My point here is that these annualized games, and I’m sure there’s much more that I haven’t mentioned, can learn something from Far Cry Primal. I feel as if developers are scared to break the mold of these games that made them so popular in the first place. But after we get the same game year after year, the fatigue sets in. Seeing the same explosions, stealth missions, and guns with little variation in each new Call of Duty installment isn’t very rewarding anymore. But Primal exceeds because of these drastic changes. No longer having a sniper rifle or a machine gun to rely on changes the gameplay. It becomes much more of a challenge to capture an outpost or enemy base. And for me, that is where Primal succeeds. All Ubisoft really did with the game is stay true to the setting and adjust their core mechanics in order to make it as realistic as possible. The gameplay is the same as the past. But it feels different. It feels new. And it’s a whole bunch of fun.
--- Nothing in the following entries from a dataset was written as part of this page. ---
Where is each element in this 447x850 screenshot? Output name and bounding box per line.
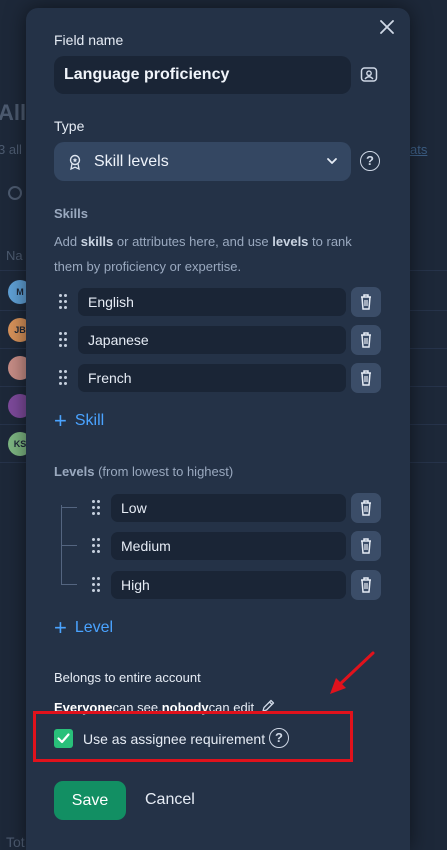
bg-column-header: Na [6, 248, 23, 263]
bg-search-icon [8, 186, 22, 200]
bg-link: ats [410, 142, 428, 157]
level-input[interactable]: High [111, 571, 346, 599]
delete-level-button[interactable] [351, 531, 381, 561]
type-select[interactable]: Skill levels [54, 142, 351, 181]
drag-handle-icon[interactable] [92, 500, 102, 516]
field-name-label: Field name [54, 32, 124, 48]
trash-icon [361, 577, 371, 593]
skills-help-text: Add skills or attributes here, and use l… [54, 234, 352, 274]
skill-input[interactable]: English [78, 288, 346, 316]
assignee-requirement-checkbox[interactable] [54, 729, 73, 748]
delete-level-button[interactable] [351, 570, 381, 600]
annotation-arrow [330, 651, 375, 694]
trash-icon [361, 538, 371, 554]
trash-icon [361, 500, 371, 516]
field-name-input[interactable]: Language proficiency [54, 56, 351, 94]
save-button[interactable]: Save [54, 781, 126, 820]
drag-handle-icon[interactable] [59, 332, 69, 348]
trash-icon [361, 294, 371, 310]
plus-icon: + [54, 615, 67, 640]
trash-icon [361, 370, 371, 386]
level-tree-branch [61, 507, 77, 508]
delete-skill-button[interactable] [351, 363, 381, 393]
add-level-button[interactable]: + Level [54, 617, 113, 639]
close-icon[interactable] [376, 16, 398, 38]
level-tree-branch [61, 584, 77, 585]
trash-icon [361, 332, 371, 348]
type-select-value: Skill levels [94, 152, 169, 170]
chevron-down-icon [325, 154, 339, 168]
bg-footer: Tot [6, 834, 25, 850]
level-tree-branch [61, 545, 77, 546]
drag-handle-icon[interactable] [59, 294, 69, 310]
check-icon [57, 733, 70, 744]
bg-subtitle: 3 all [0, 142, 22, 157]
level-input[interactable]: Low [111, 494, 346, 522]
type-help-icon[interactable]: ? [360, 151, 380, 171]
bg-page-title: All [0, 100, 27, 125]
delete-skill-button[interactable] [351, 325, 381, 355]
drag-handle-icon[interactable] [59, 370, 69, 386]
type-label: Type [54, 118, 85, 134]
ownership-text: Belongs to entire account [54, 670, 201, 685]
assignee-help-icon[interactable]: ? [269, 728, 289, 748]
badge-icon [66, 153, 84, 171]
plus-icon: + [54, 408, 67, 433]
delete-skill-button[interactable] [351, 287, 381, 317]
skill-input[interactable]: French [78, 364, 346, 392]
add-skill-button[interactable]: + Skill [54, 410, 104, 432]
delete-level-button[interactable] [351, 493, 381, 523]
skills-label: Skills [54, 206, 88, 221]
cancel-button[interactable]: Cancel [145, 791, 195, 809]
skill-input[interactable]: Japanese [78, 326, 346, 354]
person-card-icon[interactable] [359, 65, 379, 85]
levels-label: Levels (from lowest to highest) [54, 464, 234, 479]
drag-handle-icon[interactable] [92, 538, 102, 554]
assignee-requirement-label: Use as assignee requirement [83, 731, 266, 747]
level-input[interactable]: Medium [111, 532, 346, 560]
drag-handle-icon[interactable] [92, 577, 102, 593]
Fans have been crying out to the developers of Call of Duty to go back to their roots and give us a game from one of the World Wars. I would be ecstatic with something like this, if only because Call of Duty has been playing the “advanced” and “futuristic” card now for way too long. The Exosuits in Advanced Warfare were fine, but the small changes that were made to Black Ops III didn’t make it feel any different. If Call of Duty were to create a game set in France during the Battle of Normandy, or Hawaii the morning of Pearl Harbour, and stayed true to the setting with realistic guns and armory from the time, then I would be blown away. Especially considering the graphic fidelity and the power that the Xbox One and PS4 have, they could make an amazing game without changing their core mechanics.
Slap the name Forza on it and make it extremely pretty, and you have a winner.
This is extremely farfetched, but imagine a Forza game inspired by F-Zero. Create a futuristic city, design the cars to look a little less realistic and a little more “super,” and fans will eat it up. There is no need to change the way the game feels. Keep the system you have! Just put a completely different skin on it.
Change the setting, and adjust everything based on that. Annualized games can learn from that in order to avoid fatigue and feel new without changing the mechanics. That is why, in my opinion, Primal succeeds. It was a pleasant surprise to see every aspect of the game relate back to the 10,000 year old timeframe the game is set in.